Flimmernde Bilder, schimmernde Pailletten
by Kristin Schmidt
Lustvoll, reich, üppig – Olga Titus verschmilzt Ornament und Landschaft, Technik und Sinnesreiz. Sie entwirft allumfassende Bildwelten, die im Kunstmuseum Thurgau am richtigen Platz sind: In unmittelbarer Nähe zum alten Klostergarten installiert sie ein begehbares Paradiesgemälde.

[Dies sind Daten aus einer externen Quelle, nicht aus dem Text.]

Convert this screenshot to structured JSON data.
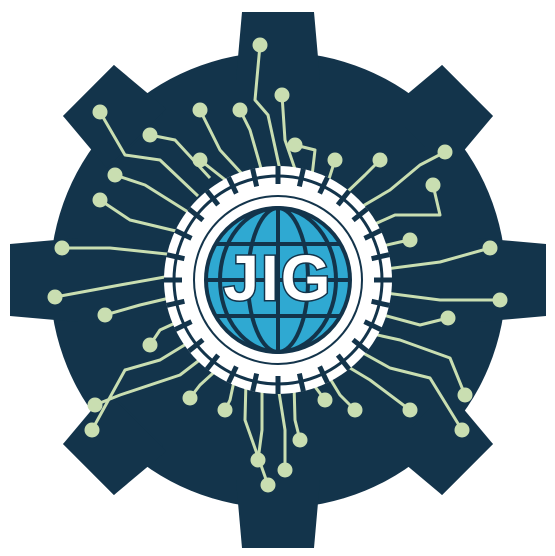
{
  "logo": {
    "text": "JIG",
    "colors": {
      "gear": "#13344b",
      "circuit": "#c9deb1",
      "ring": "#ffffff",
      "globe": "#2fa9d2",
      "globe_lines": "#13344b",
      "text_fill": "#ffffff",
      "text_stroke": "#13344b",
      "background": "#ffffff"
    }
  }
}
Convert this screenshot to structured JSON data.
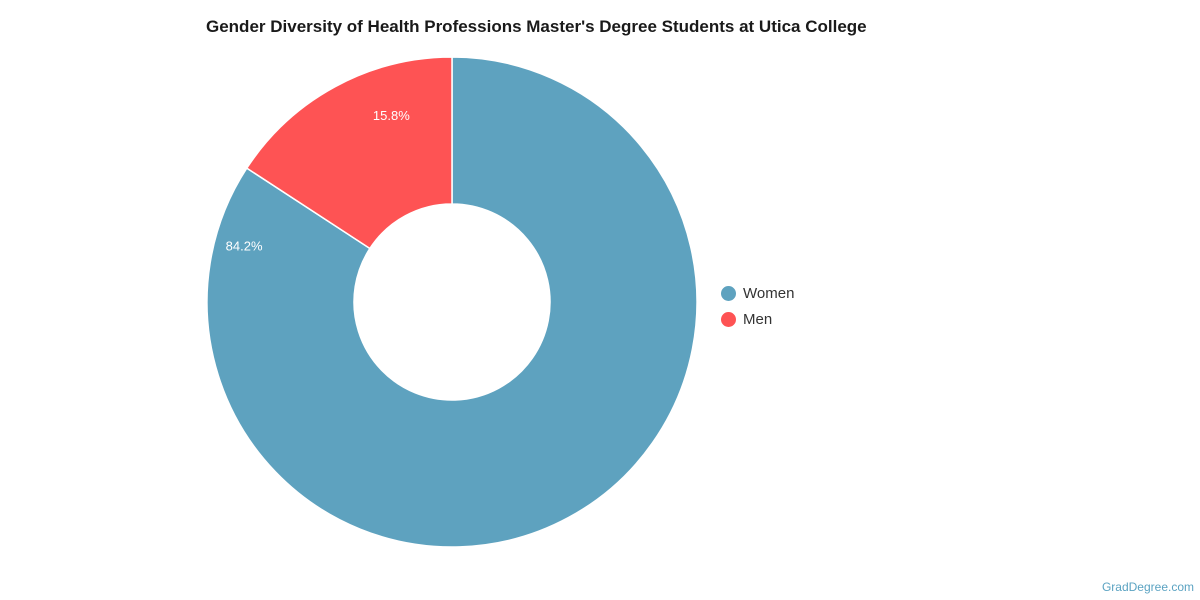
{
  "chart_data": {
    "type": "pie",
    "title": "Gender Diversity of Health Professions Master's Degree Students at Utica College",
    "categories": [
      "Women",
      "Men"
    ],
    "values": [
      84.2,
      15.8
    ],
    "labels": [
      "84.2%",
      "15.8%"
    ],
    "colors": [
      "#5ea2bf",
      "#fe5354"
    ],
    "donut": true,
    "legend_position": "right"
  },
  "footer": {
    "watermark": "GradDegree.com"
  }
}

Warth — Wälder brennen, Gärten vertrocknen, Fluten schwemmen Leben weg, Monokulturen dominieren ganze Landstriche – der Garten Eden scheint ferner als je zuvor. Doch die Sehnsucht nach dem irdischen Paradies ist ungebrochen. Auch in der Kunst findet sie ihren Widerhall. So hat Olga Titus den Gewölbekeller des Kunstmuseum Thurgau in eine paradiesische Grotte verwandelt. Der Raum ist üppig ausgestaltet: Wände, Boden, Decke – alles flimmert im Spiel von Licht, Farben und Motive. Doch halt, vor diesen optischen Rausch setzt die Künstlerin eine schrittweise künstlerische Annäherung: Sie zeigt im ersten Ausstellungssaal neue Lenticulardrucke, bei denen winzige Prismen einen dreidimensionalen Eindruck oder einen Wackeleffekt erzeugen. Bekannt ist die Technik seit Jahrzehnten vor allem von Ansichtskarten. Die einst analogen Aufnahmen sind bei Olga Titus digitalen Ausgangsbildern gewichen. Die Zürcher Künstlerin kombiniert vorhandene digitale Elemente, eingescannte analoge Bildschnipsel und frei dazu gesetzte Formen. Dank des Lenticularverfahrens entstehen tiefe Bildräume aus mehreren, räumlich anmutenden Schichten. Zentimeterweise ändert sich je nach Blickwinkel die gesamte Ansicht. Überdies sind Videoobjekte integriert, die ebenfalls dafür sorgen, dass kein Bildmoment dem anderen gleicht. Dies als blosse technische Spielerei abzutun, wäre verfehlt. Die Technik und die überbordenden optischen Effekte sind Teil von Titus’ zeitgemässer Auseinandersetzung mit dem Medium Malerei. Die Künstlerin ist noch mit der Malereimappe ins Kunststudium eingezogen und hat sich bis hierin vorgearbeitet. Sie setzt mit dem digitalen Stift malerische Elemente als oberste Ebene ins Bild, konstruiert dreidimensionale Kippmomente und untersucht das Verhältnis von Linie zu Fläche. Eine andere Facette ihrer malerischen Bildsprache sind die Werke aus Wendepailletten. Zwei davon sind im Kunstmuseum Thurgau zu sehen – textile Grossformate aus Farbe, Licht, Reflektion und Raum, die sich mit einem Handstreich der Künstlerin wandeln. Nie wird ein Bildzustand dem anderen gleichen: Hier bekommt gestische Malerei neue räumliche und zeitliche Dimensionen und ist zugleich verwandt mit der alten Kunstform der Tapisserie. Damit schlägt sie die Brücke zur Rauminstallation. Dort verbinden sich Tapeten, Teppich, pinkfarbenes Leuchten und Sound, dort wachsen Pilze und Bäume, prangen Früchte und Blüten, glitzern Teich und Wasserfall. Könnte so das Paradies aussehen? Die Antwort findet nur, wer eintaucht.